Chapter 14
THERE were forty-two men in the Hatti band, and I led them back across the Scamander and down toward the beach where the Achaians were camped—if they had not been wiped out in the meantime by Hector and his Trojans.
Lukka accepted me as their leader. He kept his hawklike face impassive, but I thought I saw a hint of awe at my fighting prowess glimmering in his dark eyes. The others went along with him. There was no great affection for the fallen Arza among them. He had been their commander when the civil strife had broken out among the various Hatti factions. Like professional soldiers everywhere, they had followed their commanding officer even though they thoroughly disliked him. As long as he kept them together, and ensured their survival by raiding helpless villages, they were willing to put up with his petty tyrannies and nasty disposition.
“We’ve been living like dogs,” Lukka told me as we climbed across the wooded ridges that ran between the high road and the river. “Every man’s hand is raised against every other’s. There’s no order in the land of the Hatti anymore, not since the old king died and his son was driven off by the nobles. Now they fight for the kingdom and the army is split into a thousand little bands like ours, without discipline, without respect, without any pay at all except what we can steal from farmers and villagers.”
“When we get to the Achaian camp,” I promised him, “King Odysseus will be happy to welcome you into his service.”
“Under your command,” Lukka said.
I glanced at him. He was completely serious. He took it for granted that the man who slew Arza would take command of the troop.
“Yes,” I said. “Under my command.”
He grinned wolflshly. “There’s much gold in Troy, that I know. We guarded a tribute caravan from the Troad to Hattusas once. A lot of gold.”
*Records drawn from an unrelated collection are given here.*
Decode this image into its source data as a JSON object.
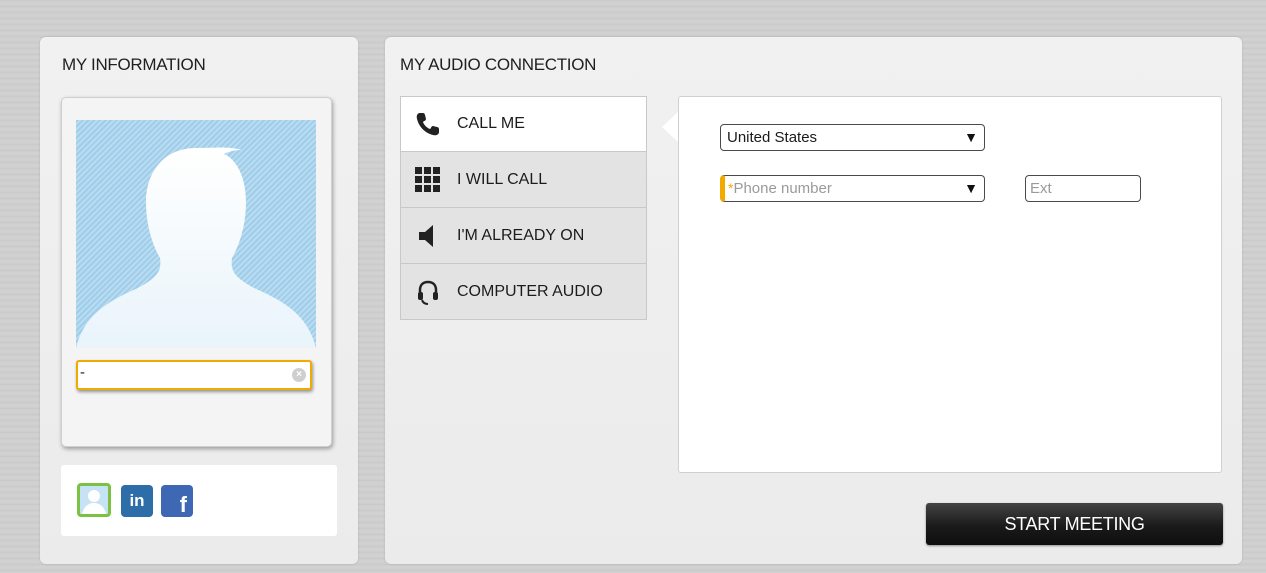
{
  "my_information": {
    "title": "MY INFORMATION",
    "name_input_value": "-",
    "social": [
      {
        "name": "profile",
        "icon": "profile-icon"
      },
      {
        "name": "linkedin",
        "label": "in",
        "icon": "linkedin-icon"
      },
      {
        "name": "facebook",
        "label": "f",
        "icon": "facebook-icon"
      }
    ]
  },
  "my_audio_connection": {
    "title": "MY AUDIO CONNECTION",
    "tabs": [
      {
        "label": "CALL ME",
        "icon": "phone-icon",
        "active": true
      },
      {
        "label": "I WILL CALL",
        "icon": "keypad-icon",
        "active": false
      },
      {
        "label": "I'M ALREADY ON",
        "icon": "speaker-icon",
        "active": false
      },
      {
        "label": "COMPUTER AUDIO",
        "icon": "headset-icon",
        "active": false
      }
    ],
    "country_select": {
      "value": "United States"
    },
    "phone_select": {
      "required_mark": "*",
      "placeholder": "Phone number"
    },
    "ext_input": {
      "placeholder": "Ext"
    },
    "start_button": "START MEETING"
  },
  "colors": {
    "accent_orange": "#f2a900",
    "button_dark": "#1a1a1a",
    "profile_green": "#7cc242",
    "linkedin_blue": "#2d6ea8",
    "facebook_blue": "#3e68b3"
  }
}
So we marched toward the plain of Ilios. I was now the leader of a unit of professional soldiers who dreamed of looting the gold of Troy. The army that Hector expected to come to Troy’s rescue no longer existed; it had split into a thousand marauding bands, each intent on its own survival.
Lukka became my lieutenant automatically. He knew the men and I did not. He regarded me as little less than a god. It made me feel uneasy, but it was useful for the moment. He was a strong, honest professional soldier, a man of few words. Yet his hawk’s eyes missed nothing, and the men respected him totally.
We slept in the same woods where Poletes and I had spent the previous night. I stretched out, sword and dagger on either side of me, and willed my mind to make contact with the gods. No, they are not gods, I reminded myself. Creators, yes. But not gods.
I closed my eyes and strained with every nerve and sinew in me to see them again, speak with them. Utterly in vain. All I got for my effort was a set of tension-stiffened muscles that made my back and neck ache horribly and kept me awake through most of the night.
The next morning we found a ford in the river, crossed it, and marched toward the sea.
It was well past noon before we saw the beetling walls of Troy, up on its bluff. Trojan tents no longer dotted the plain. Instead, the debris of battle littered the worn ground between the Achaian rampart and the walls of Troy. Broken chariots and tattered remains of tents were scattered everywhere. Black-clad women and half-naked slaves moved slowly, mournfully, among scores of bodies lying twisted and stripped of armor under the high sun. Vultures circled patiently above. Dark humps of dead horses lay here and there. The battle must have been ferocious, I told myself.
But the Achaian ships were still lined up along the beach, I saw, their black hulls intact, unburnt. Somehow, Agamemnon, Odysseus, and the others had survived Hector’s onslaught.
Poletes stared at the carnage across the river with wide, tearful eyes. Lukka and the other Hatti soldiers seemed to be giving the area a professional evaluation.